In one manner of use, the dispensing container 12 is opened and a quantity of at least one coloring agent 36 is introduced into the interior compartment 16 of the dispensing container 12. The user then agitates the contents of the interior compartment 16 of the dispensing container 12, such as by shaking the dispensing container 12 by hand as depicted in
The present system and method for custom coloring individual containers of sealant provide the ability to use rigid cartridges or flexible squeeze tubes, interchangeably. Just as important, however, the present system and method provide an inexpensive, highly accurate, self-contained, convenient means of measuring the proper amount of coloring agent 36 (such as a pigmented latex paint) that is to be introduced into the dispensing container 12. Once the sealant has been custom colored and thickened it can be very easily dispensed from a rigid cartridge with a common, standard, readily available, low-mechanical-leverage caulking gun or dispensed directly from a squeeze tube by simply squeezing through a short, low-back-pressure nozzle. Accordingly, consumers and contractors are provided a self-contained, easy to use, fast, inexpensive, and convenient means of custom coloring individual containers of sealant anywhere it may be required, without the need of any additional specialized equipment, special mixing devices, or outside services. The components associated with the present system and method can be manufactured at a relatively modest cost and in a readily usable and familiar format.

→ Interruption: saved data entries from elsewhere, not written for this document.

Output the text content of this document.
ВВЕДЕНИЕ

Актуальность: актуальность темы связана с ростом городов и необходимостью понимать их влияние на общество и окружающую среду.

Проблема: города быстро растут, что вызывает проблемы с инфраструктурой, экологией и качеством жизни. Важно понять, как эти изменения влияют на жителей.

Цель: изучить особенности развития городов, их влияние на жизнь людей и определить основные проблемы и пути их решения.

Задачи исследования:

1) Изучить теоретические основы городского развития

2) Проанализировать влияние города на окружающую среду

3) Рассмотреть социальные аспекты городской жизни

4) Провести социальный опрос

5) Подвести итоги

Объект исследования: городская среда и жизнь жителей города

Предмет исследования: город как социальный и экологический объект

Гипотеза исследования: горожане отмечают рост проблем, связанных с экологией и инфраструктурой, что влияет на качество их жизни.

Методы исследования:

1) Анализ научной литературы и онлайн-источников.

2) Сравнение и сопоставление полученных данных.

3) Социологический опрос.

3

Although the system has been described in language that is specific to certain structures, materials, and methodological steps, it is to be understood that the invention defined in the appended claims is not necessarily limited to the specific structures, materials, and/or steps described. Rather, the specific aspects and steps are described as forms of implementing the claimed invention. Since many embodiments of the invention can be practiced without departing from the spirit and scope of the invention, the invention resides in the claims hereinafter appended. Unless otherwise indicated, all numbers or expressions, such as those expressing dimensions, physical characteristics, etc. used in the specification (other than the claims) are understood as modified in all instances by the term “approximately.” At the very least, and not as an attempt to limit the application of the doctrine of equivalents to the claims, each numerical parameter recited in the specification or claims which is modified by the term “approximately” should at least be construed in light of the number of recited significant digits and by applying ordinary rounding techniques. Moreover, all ranges disclosed herein are to be understood to encompass and provide support for claims that recite any and all subranges or any and all individual values subsumed therein. For example, a stated range of 1 to 10 should be considered to include and provide support for claims that recite any and all subranges or individual values that are between and/or inclusive of the minimum value of 1 and the maximum value of 10; that is, all subranges beginning with a minimum value of 1 or more and ending with a maximum value of 10 or less (e.g., 5.5 to 10, 2.34 to 3.56, and so forth) or any values from 1 to 10 (e.g., 3, 5.8, 9.9994, and so forth).